According to the FDA, sub-website Safety Information, Topamax (topiramate), the drug that is used in initial monotherapy for young patients who suffer from tonic-clonic (aka epileptic) seizures, was being recalled.
Topamax was originally manufactured by Ortho-McNeil; the Topamax recall was generated by a “musty” and “unpleasant odor” arising from the medication bottle itself.
The medication, also used in patients over 10 years of age for migraine symptoms, was recalled after four patients complained of the stench, and were forced to stop taking the drug out of fear of side effects.
Topamax Recall due to its Weird Odor
The cause of the odor was apparently the result of trace chemicals found in the wooden storage pallets that shipments of the drug rested on. The recall was described on one end of the spectrum as a necessary step to keep the health of children with epileptic seizures and adults with migraines safe.
On the other hand, some officials considered the plague of odorous medicines a “tempest in a teapot.” With the limited number of complaints, and the unlikely nature of the conditions that caused the complaint, it is probable that the recall did not affect a large number of users.
The fortunate circumstance, most officials agree, is the presence of the telltale odor in the medication that acts as an early warning system for the patient consumer. While officials warned that the contaminated medications should be recalled and destroyed (lots numbered OKG110 or OLG222, expiring in the late summer of 2012), most agreed that if there is no foul odor, the recall does not apply to that particular shipment or those particular bottles.
Adding to the somewhat overly dramatic recall was the fact that the medication being held back was an established pharmaceutical aid to patients suffering from fairly difficult, painful and violent headache and seizure scenarios.

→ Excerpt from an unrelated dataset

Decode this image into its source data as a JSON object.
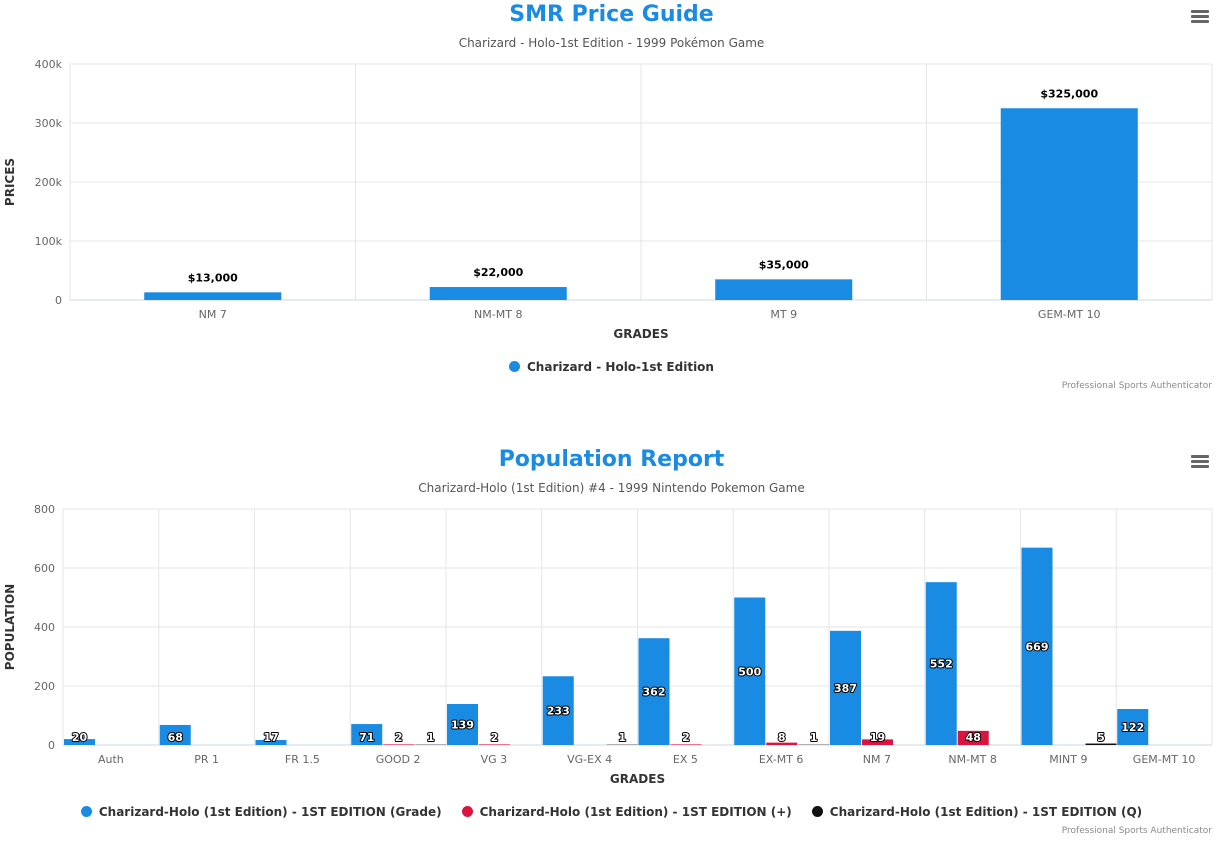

In this instance, there was no alternative drug that patients could obtain to ease their suffering or their symptoms.
Most problematic of all was the fact that the Topamax recall prompted further legal action. (see also topiramate side effects)Although Topamax had become established as a drug of choice, it was discovered that its manufacturer, Ortho-McNeil, ran virtually no safety tests on it to determine its efficacy.
In May of 2010, the pharmaceutical company pled guilty to fraud and was ordered to pay restitutions to patients in excess of 6 million dollars. No data exists as to Topamax’s efficacy in treating either seizures or migraine symptoms; although patients reported (in the case of the migraines) a beneficial alleviation of symptoms, it may have been, according to FDA researchers, a placebo effect based upon what the patients were already told about the drug.